Rhonhof, op cit., p. 413.
He also writes that:
In Boehm there is not a single word to be read about Hitler's plans to later attack France or England, of the "total smashing of Poland" or even of a "German world-domination" (in 1st Version).
Ibid., p. 412.
By the way, the first bit of Raeder-27 I quoted from Rhonhof proceeds the part which you quote:
zapper wrote:Here is Raeder on that subject:
“The last three great events regarding the "Ostmark" (Austria), Sudatenland and Czecho Slavakia are doubtless an excellent political accomplishment. It would however be extremely dangerous for a nation, and especially for her armed forces, to regard to the matter solely as an instrument of bluffing for political purposes without the intention of using them in earnest. From the viewpoint of a later, large and final settlement in the West which believed unavoidable, it appears advisable from a military point of view to test the armed forces in a single task.“
In context, this quote is simply talking about how the Wehrmacht must be willing to act and not rely on bluffs. It isn't a call to arms against the West, it's using the possibility of a conflict in the West as a hypothetical example for why Germany should consider attacking Poland in the near future, in order to test the Wehrmacht in a "single task", which is the attack on Poland. But nonetheless, Hitler didn't consider it likely that the West would get involved. Hence, he thought Poland would be successfully isolated, and then the Wehrmacht would be ready in case the West did intervene later.

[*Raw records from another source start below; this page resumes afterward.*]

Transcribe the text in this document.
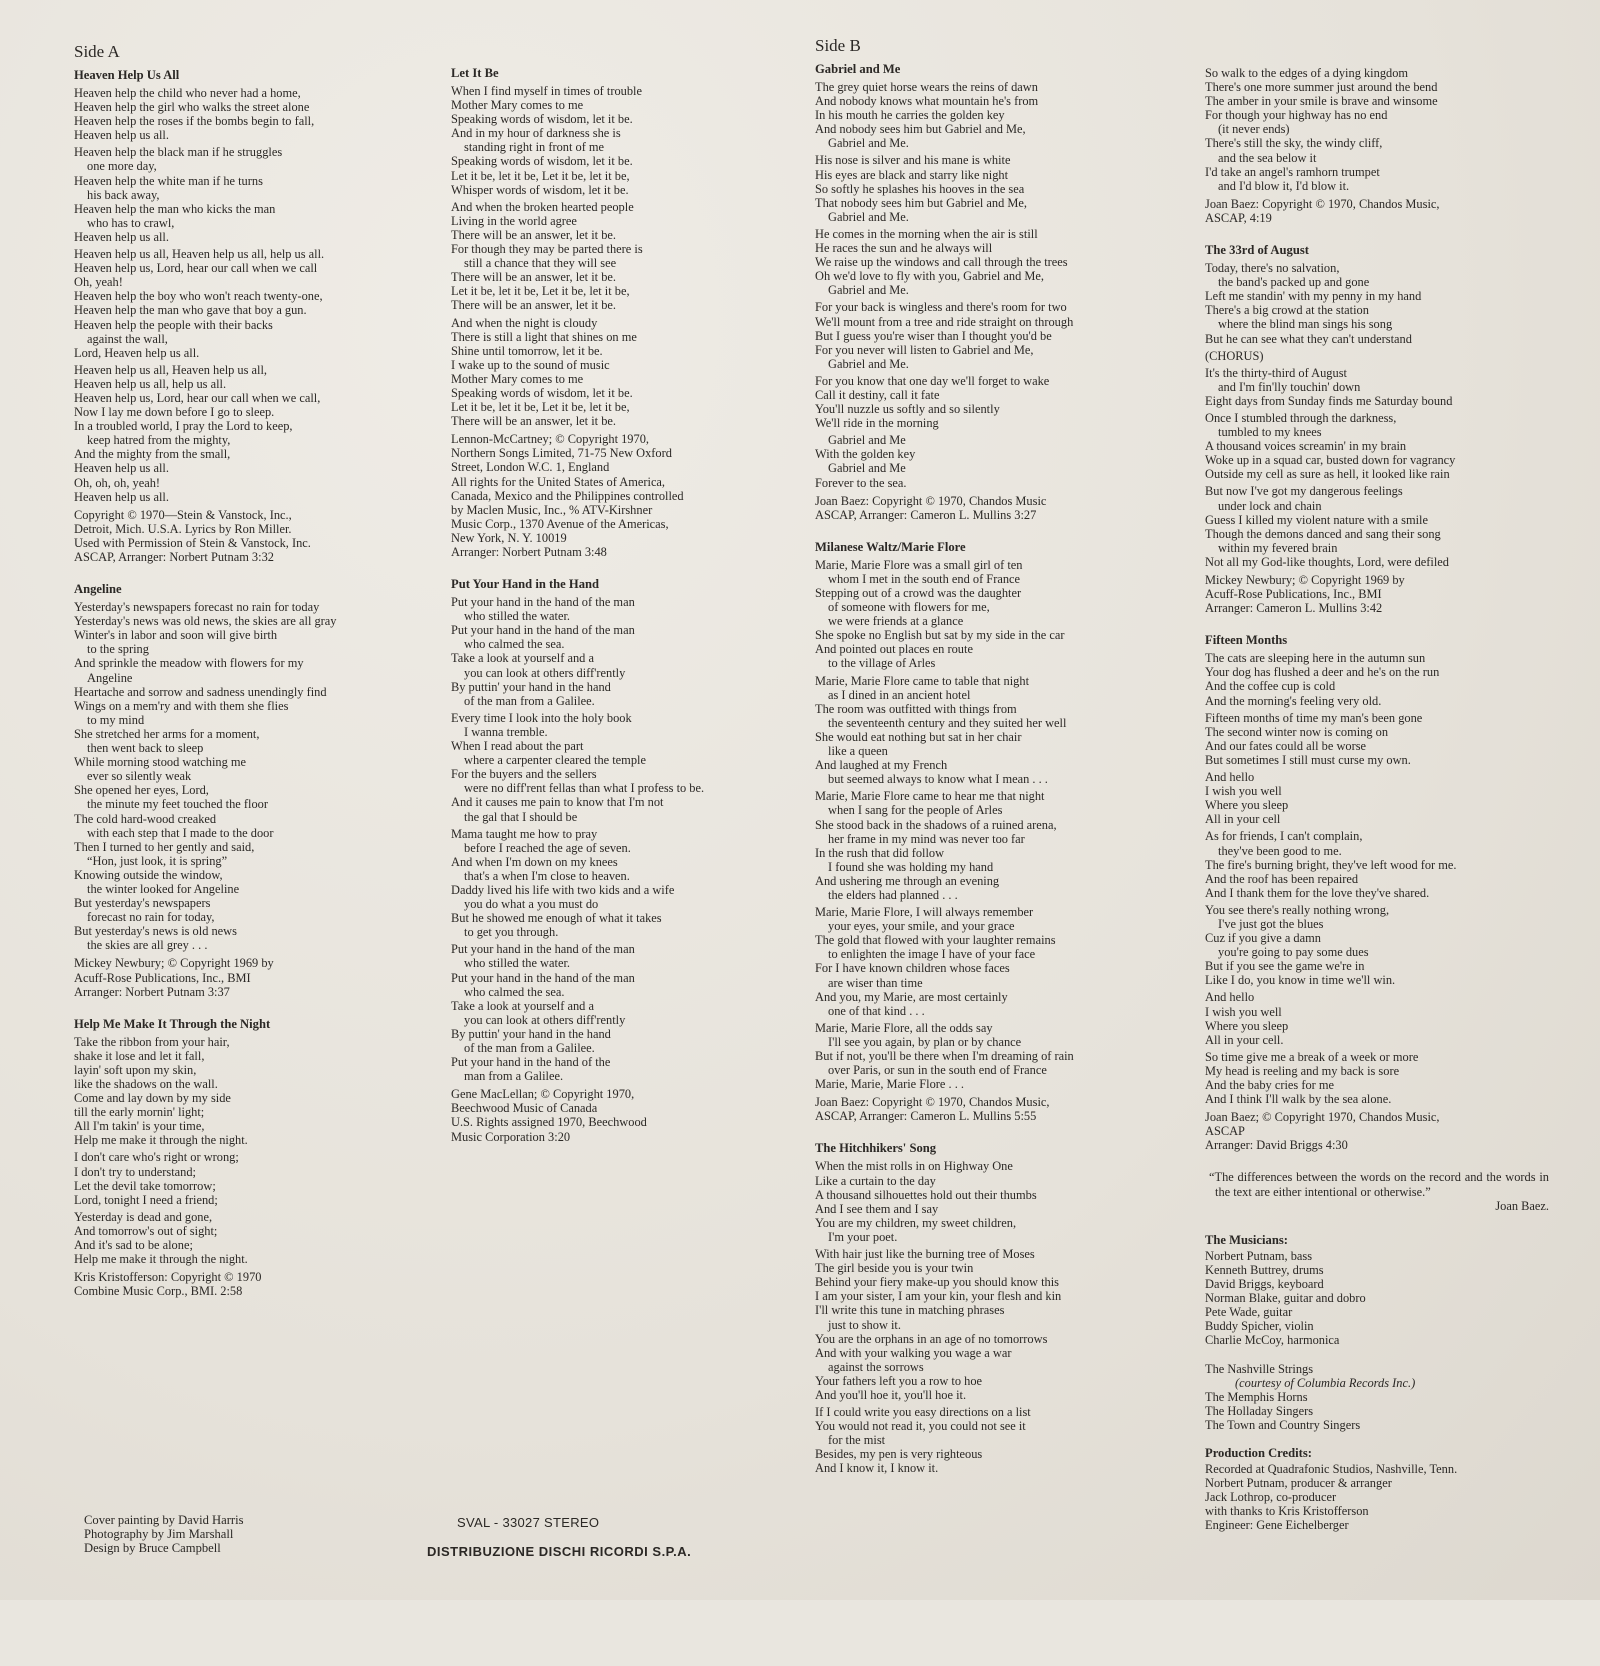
Side A
Heaven Help Us All
Heaven help the child who never had a home,
Heaven help the girl who walks the street alone
Heaven help the roses if the bombs begin to fall,
Heaven help us all.
Heaven help the black man if he struggles
one more day,
Heaven help the white man if he turns
his back away,
Heaven help the man who kicks the man
who has to crawl,
Heaven help us all.
Heaven help us all, Heaven help us all, help us all.
Heaven help us, Lord, hear our call when we call
Oh, yeah!
Heaven help the boy who won't reach twenty-one,
Heaven help the man who gave that boy a gun.
Heaven help the people with their backs
against the wall,
Lord, Heaven help us all.
Heaven help us all, Heaven help us all,
Heaven help us all, help us all.
Heaven help us, Lord, hear our call when we call,
Now I lay me down before I go to sleep.
In a troubled world, I pray the Lord to keep,
keep hatred from the mighty,
And the mighty from the small,
Heaven help us all.
Oh, oh, oh, yeah!
Heaven help us all.
Copyright © 1970—Stein & Vanstock, Inc.,
Detroit, Mich. U.S.A. Lyrics by Ron Miller.
Used with Permission of Stein & Vanstock, Inc.
ASCAP, Arranger: Norbert Putnam 3:32
Angeline
Yesterday's newspapers forecast no rain for today
Yesterday's news was old news, the skies are all gray
Winter's in labor and soon will give birth
to the spring
And sprinkle the meadow with flowers for my
Angeline
Heartache and sorrow and sadness unendingly find
Wings on a mem'ry and with them she flies
to my mind
She stretched her arms for a moment,
then went back to sleep
While morning stood watching me
ever so silently weak
She opened her eyes, Lord,
the minute my feet touched the floor
The cold hard-wood creaked
with each step that I made to the door
Then I turned to her gently and said,
“Hon, just look, it is spring”
Knowing outside the window,
the winter looked for Angeline
But yesterday's newspapers
forecast no rain for today,
But yesterday's news is old news
the skies are all grey . . .
Mickey Newbury; © Copyright 1969 by
Acuff-Rose Publications, Inc., BMI
Arranger: Norbert Putnam 3:37
Help Me Make It Through the Night
Take the ribbon from your hair,
shake it lose and let it fall,
layin' soft upon my skin,
like the shadows on the wall.
Come and lay down by my side
till the early mornin' light;
All I'm takin' is your time,
Help me make it through the night.
I don't care who's right or wrong;
I don't try to understand;
Let the devil take tomorrow;
Lord, tonight I need a friend;
Yesterday is dead and gone,
And tomorrow's out of sight;
And it's sad to be alone;
Help me make it through the night.
Kris Kristofferson: Copyright © 1970
Combine Music Corp., BMI. 2:58
Let It Be
When I find myself in times of trouble
Mother Mary comes to me
Speaking words of wisdom, let it be.
And in my hour of darkness she is
standing right in front of me
Speaking words of wisdom, let it be.
Let it be, let it be, Let it be, let it be,
Whisper words of wisdom, let it be.
And when the broken hearted people
Living in the world agree
There will be an answer, let it be.
For though they may be parted there is
still a chance that they will see
There will be an answer, let it be.
Let it be, let it be, Let it be, let it be,
There will be an answer, let it be.
And when the night is cloudy
There is still a light that shines on me
Shine until tomorrow, let it be.
I wake up to the sound of music
Mother Mary comes to me
Speaking words of wisdom, let it be.
Let it be, let it be, Let it be, let it be,
There will be an answer, let it be.
Lennon-McCartney; © Copyright 1970,
Northern Songs Limited, 71-75 New Oxford
Street, London W.C. 1, England
All rights for the United States of America,
Canada, Mexico and the Philippines controlled
by Maclen Music, Inc., % ATV-Kirshner
Music Corp., 1370 Avenue of the Americas,
New York, N. Y. 10019
Arranger: Norbert Putnam 3:48
Put Your Hand in the Hand
Put your hand in the hand of the man
who stilled the water.
Put your hand in the hand of the man
who calmed the sea.
Take a look at yourself and a
you can look at others diff'rently
By puttin' your hand in the hand
of the man from a Galilee.
Every time I look into the holy book
I wanna tremble.
When I read about the part
where a carpenter cleared the temple
For the buyers and the sellers
were no diff'rent fellas than what I profess to be.
And it causes me pain to know that I'm not
the gal that I should be
Mama taught me how to pray
before I reached the age of seven.
And when I'm down on my knees
that's a when I'm close to heaven.
Daddy lived his life with two kids and a wife
you do what a you must do
But he showed me enough of what it takes
to get you through.
Put your hand in the hand of the man
who stilled the water.
Put your hand in the hand of the man
who calmed the sea.
Take a look at yourself and a
you can look at others diff'rently
By puttin' your hand in the hand
of the man from a Galilee.
Put your hand in the hand of the
man from a Galilee.
Gene MacLellan; © Copyright 1970,
Beechwood Music of Canada
U.S. Rights assigned 1970, Beechwood
Music Corporation 3:20
Side B
Gabriel and Me
The grey quiet horse wears the reins of dawn
And nobody knows what mountain he's from
In his mouth he carries the golden key
And nobody sees him but Gabriel and Me,
Gabriel and Me.
His nose is silver and his mane is white
His eyes are black and starry like night
So softly he splashes his hooves in the sea
That nobody sees him but Gabriel and Me,
Gabriel and Me.
He comes in the morning when the air is still
He races the sun and he always will
We raise up the windows and call through the trees
Oh we'd love to fly with you, Gabriel and Me,
Gabriel and Me.
For your back is wingless and there's room for two
We'll mount from a tree and ride straight on through
But I guess you're wiser than I thought you'd be
For you never will listen to Gabriel and Me,
Gabriel and Me.
For you know that one day we'll forget to wake
Call it destiny, call it fate
You'll nuzzle us softly and so silently
We'll ride in the morning
Gabriel and Me
With the golden key
Gabriel and Me
Forever to the sea.
Joan Baez: Copyright © 1970, Chandos Music
ASCAP, Arranger: Cameron L. Mullins 3:27
Milanese Waltz/Marie Flore
Marie, Marie Flore was a small girl of ten
whom I met in the south end of France
Stepping out of a crowd was the daughter
of someone with flowers for me,
we were friends at a glance
She spoke no English but sat by my side in the car
And pointed out places en route
to the village of Arles
Marie, Marie Flore came to table that night
as I dined in an ancient hotel
The room was outfitted with things from
the seventeenth century and they suited her well
She would eat nothing but sat in her chair
like a queen
And laughed at my French
but seemed always to know what I mean . . .
Marie, Marie Flore came to hear me that night
when I sang for the people of Arles
She stood back in the shadows of a ruined arena,
her frame in my mind was never too far
In the rush that did follow
I found she was holding my hand
And ushering me through an evening
the elders had planned . . .
Marie, Marie Flore, I will always remember
your eyes, your smile, and your grace
The gold that flowed with your laughter remains
to enlighten the image I have of your face
For I have known children whose faces
are wiser than time
And you, my Marie, are most certainly
one of that kind . . .
Marie, Marie Flore, all the odds say
I'll see you again, by plan or by chance
But if not, you'll be there when I'm dreaming of rain
over Paris, or sun in the south end of France
Marie, Marie, Marie Flore . . .
Joan Baez: Copyright © 1970, Chandos Music,
ASCAP, Arranger: Cameron L. Mullins 5:55
The Hitchhikers' Song
When the mist rolls in on Highway One
Like a curtain to the day
A thousand silhouettes hold out their thumbs
And I see them and I say
You are my children, my sweet children,
I'm your poet.
With hair just like the burning tree of Moses
The girl beside you is your twin
Behind your fiery make-up you should know this
I am your sister, I am your kin, your flesh and kin
I'll write this tune in matching phrases
just to show it.
You are the orphans in an age of no tomorrows
And with your walking you wage a war
against the sorrows
Your fathers left you a row to hoe
And you'll hoe it, you'll hoe it.
If I could write you easy directions on a list
You would not read it, you could not see it
for the mist
Besides, my pen is very righteous
And I know it, I know it.
So walk to the edges of a dying kingdom
There's one more summer just around the bend
The amber in your smile is brave and winsome
For though your highway has no end
(it never ends)
There's still the sky, the windy cliff,
and the sea below it
I'd take an angel's ramhorn trumpet
and I'd blow it, I'd blow it.
Joan Baez: Copyright © 1970, Chandos Music,
ASCAP, 4:19
The 33rd of August
Today, there's no salvation,
the band's packed up and gone
Left me standin' with my penny in my hand
There's a big crowd at the station
where the blind man sings his song
But he can see what they can't understand
(CHORUS)
It's the thirty-third of August
and I'm fin'lly touchin' down
Eight days from Sunday finds me Saturday bound
Once I stumbled through the darkness,
tumbled to my knees
A thousand voices screamin' in my brain
Woke up in a squad car, busted down for vagrancy
Outside my cell as sure as hell, it looked like rain
But now I've got my dangerous feelings
under lock and chain
Guess I killed my violent nature with a smile
Though the demons danced and sang their song
within my fevered brain
Not all my God-like thoughts, Lord, were defiled
Mickey Newbury; © Copyright 1969 by
Acuff-Rose Publications, Inc., BMI
Arranger: Cameron L. Mullins 3:42
Fifteen Months
The cats are sleeping here in the autumn sun
Your dog has flushed a deer and he's on the run
And the coffee cup is cold
And the morning's feeling very old.
Fifteen months of time my man's been gone
The second winter now is coming on
And our fates could all be worse
But sometimes I still must curse my own.
And hello
I wish you well
Where you sleep
All in your cell
As for friends, I can't complain,
they've been good to me.
The fire's burning bright, they've left wood for me.
And the roof has been repaired
And I thank them for the love they've shared.
You see there's really nothing wrong,
I've just got the blues
Cuz if you give a damn
you're going to pay some dues
But if you see the game we're in
Like I do, you know in time we'll win.
And hello
I wish you well
Where you sleep
All in your cell.
So time give me a break of a week or more
My head is reeling and my back is sore
And the baby cries for me
And I think I'll walk by the sea alone.
Joan Baez; © Copyright 1970, Chandos Music,
ASCAP
Arranger: David Briggs 4:30
“The differences between the words on the record and the words in the text are either intentional or otherwise.”
Joan Baez.
The Musicians:
Norbert Putnam, bass
Kenneth Buttrey, drums
David Briggs, keyboard
Norman Blake, guitar and dobro
Pete Wade, guitar
Buddy Spicher, violin
Charlie McCoy, harmonica
The Nashville Strings
(courtesy of Columbia Records Inc.)
The Memphis Horns
The Holladay Singers
The Town and Country Singers
Production Credits:
Recorded at Quadrafonic Studios, Nashville, Tenn.
Norbert Putnam, producer & arranger
Jack Lothrop, co-producer
with thanks to Kris Kristofferson
Engineer: Gene Eichelberger
Cover painting by David Harris
Photography by Jim Marshall
Design by Bruce Campbell
SVAL - 33027 STEREO
DISTRIBUZIONE DISCHI RICORDI S.P.A.
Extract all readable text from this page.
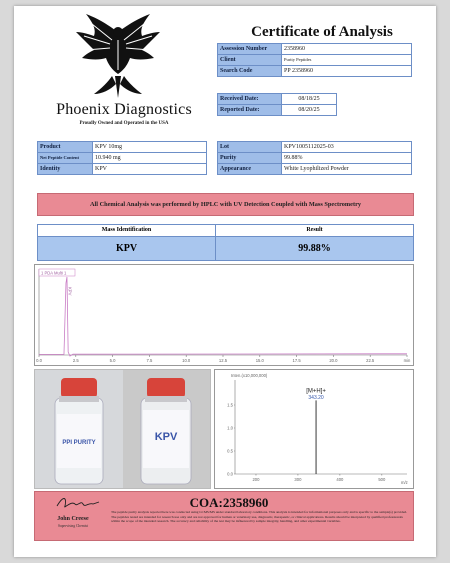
Phoenix Diagnostics
Proudly Owned and Operated in the USA
Certificate of Analysis
Assession Number	2358960
Client	Purity Peptides
Search Code	PP 2358960
Received Date:	08/18/25
Reported Date:	08/20/25
Product	KPV 10mg
Net Peptide Content	10.940 mg
Identity	KPV
Lot	KPV1005112025-03
Purity	99.88%
Appearance	White Lyophilized Powder
All Chemical Analysis was performed by HPLC with UV Detection Coupled with Mass Spectrometry
Mass Identification	Result
KPV	99.88%
0.0	2.5	5.0	7.5	10.0	12.5	15.0	17.5	20.0	22.5	min
1 PDA Multi 1
KPV
PPI PURITY	KPV
Inten.(x10,000,000)
0.0
0.5
1.0
1.5
200	300	400	500
[M+H]+
343.20
m/z
John Creese
Supervising Chemist
COA:2358960
The peptide purity analysis reported here was conducted using LCMS/MS under standard laboratory conditions. This analysis is intended for informational purposes only and is specific to the sample(s) provided. The peptides tested are intended for research use only and are not approved for human or veterinary use, diagnostic, therapeutic, or clinical applications. Results should be interpreted by qualified professionals within the scope of the intended research. The accuracy and reliability of the test may be influenced by sample integrity, handling, and other experimental variables.
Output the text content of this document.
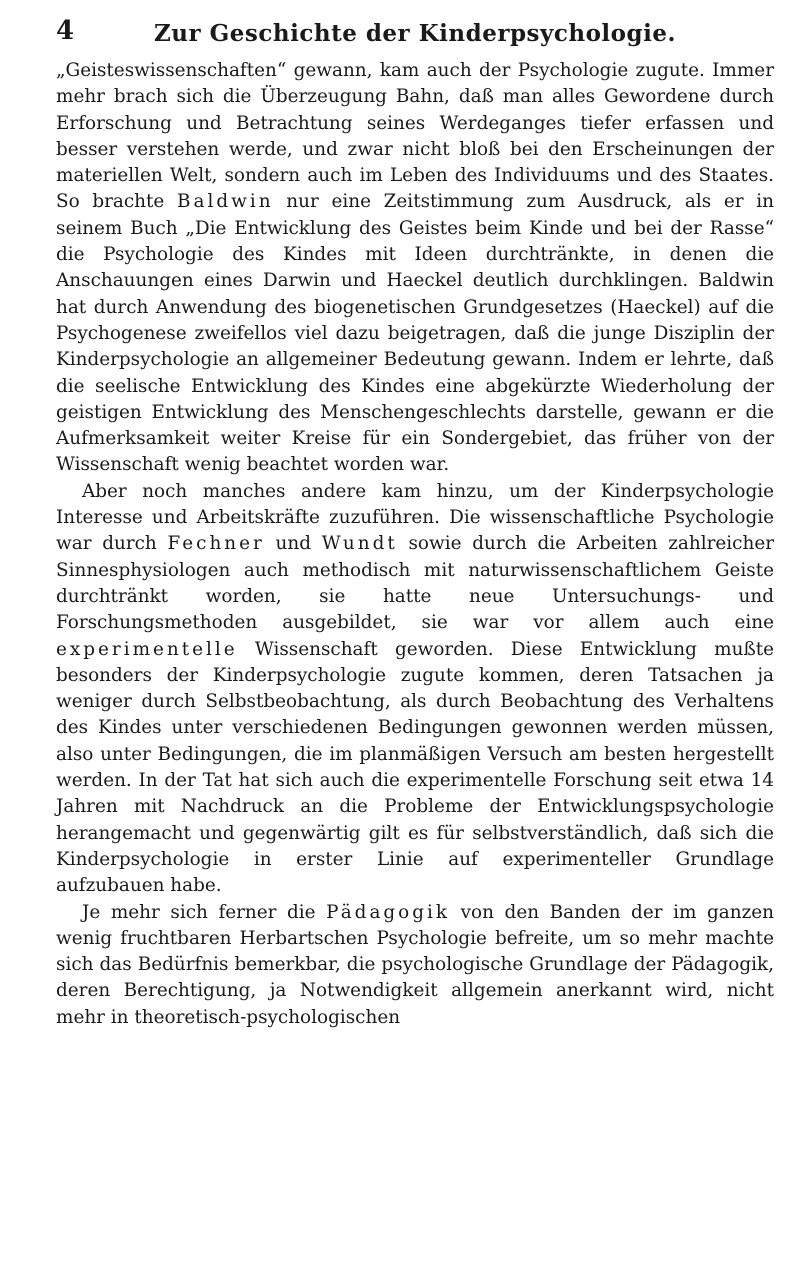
4	Zur Geschichte der Kinderpsychologie.

„Geisteswissenschaften“ gewann, kam auch der Psychologie zugute. Immer mehr brach sich die Überzeugung Bahn, daß man alles Gewordene durch Erforschung und Betrachtung seines Werdeganges tiefer erfassen und besser verstehen werde, und zwar nicht bloß bei den Erscheinungen der materiellen Welt, sondern auch im Leben des Individuums und des Staates. So brachte Baldwin nur eine Zeitstimmung zum Ausdruck, als er in seinem Buch „Die Entwicklung des Geistes beim Kinde und bei der Rasse“ die Psychologie des Kindes mit Ideen durchtränkte, in denen die Anschauungen eines Darwin und Haeckel deutlich durchklingen. Baldwin hat durch Anwendung des biogenetischen Grundgesetzes (Haeckel) auf die Psychogenese zweifellos viel dazu beigetragen, daß die junge Disziplin der Kinderpsychologie an allgemeiner Bedeutung gewann. Indem er lehrte, daß die seelische Entwicklung des Kindes eine abgekürzte Wiederholung der geistigen Entwicklung des Menschengeschlechts darstelle, gewann er die Aufmerksamkeit weiter Kreise für ein Sondergebiet, das früher von der Wissenschaft wenig beachtet worden war.

Aber noch manches andere kam hinzu, um der Kinderpsychologie Interesse und Arbeitskräfte zuzuführen. Die wissenschaftliche Psychologie war durch Fechner und Wundt sowie durch die Arbeiten zahlreicher Sinnesphysiologen auch methodisch mit naturwissenschaftlichem Geiste durchtränkt worden, sie hatte neue Untersuchungs- und Forschungsmethoden ausgebildet, sie war vor allem auch eine experimentelle Wissenschaft geworden. Diese Entwicklung mußte besonders der Kinderpsychologie zugute kommen, deren Tatsachen ja weniger durch Selbstbeobachtung, als durch Beobachtung des Verhaltens des Kindes unter verschiedenen Bedingungen gewonnen werden müssen, also unter Bedingungen, die im planmäßigen Versuch am besten hergestellt werden. In der Tat hat sich auch die experimentelle Forschung seit etwa 14 Jahren mit Nachdruck an die Probleme der Entwicklungspsychologie herangemacht und gegenwärtig gilt es für selbstverständlich, daß sich die Kinderpsychologie in erster Linie auf experimenteller Grundlage aufzubauen habe.

Je mehr sich ferner die Pädagogik von den Banden der im ganzen wenig fruchtbaren Herbartschen Psychologie befreite, um so mehr machte sich das Bedürfnis bemerkbar, die psychologische Grundlage der Pädagogik, deren Berechtigung, ja Notwendigkeit allgemein anerkannt wird, nicht mehr in theoretisch-psychologischen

However it does appear to be a contradiction to state that Hitler considered a confrontation in the west "unavoidable" yet subsequently say that he doesn't consider it likely that the West will get involved. But then again, nobody ever said these documents were all internally consistent, that they contradict each other is one of their striking features which makes their authenticity questionable. But even if Hitler did consider a Western confrontation "unavoidable" that in no way implies Hitler was looking to start a confrontation with the West, such an interpretation is a stretch, it isn't tenable. Nothing in Raeder-27 says suggests anything like that.
zapper wrote:Regarding peace offers from Germany, can you find something in writing or at least a primary source? I’m looking for an offer where Poland’s sovereignty is assured. The west would have decent reason to reject any other kind of offer.
Some of the papers from German files regarding peace offers went missing:
German papers on the subject (of peace offers) went missing when they were in Allied hands after the war.
Clive Ponting, 1940: Myth and Reality (Chicago, Ivan R. Dee, 1991), Pp. 117.
Yet we still have files from the Public Records Office (PRO) which contain British documents regarding German Peace Feelers. These are located in the archives: PRO: F.O. 371/26542/C4216, PRO, PREM 4/100/8, FO 371/30913.
Many peace offers were delivered in the form of speeches by Hitler, and also through neutral emissaries. If you're looking for specific written peace offers, you probably won't find anything that exact.
As for the West having a "decent reason" to reject a German peace offer regarding Polish sovereignty, one must ask why then, when Hitler offered just that, they refused. The West had no say in determining what offers they should and should not accept, they were in no position to dictate such offers. But Germany was.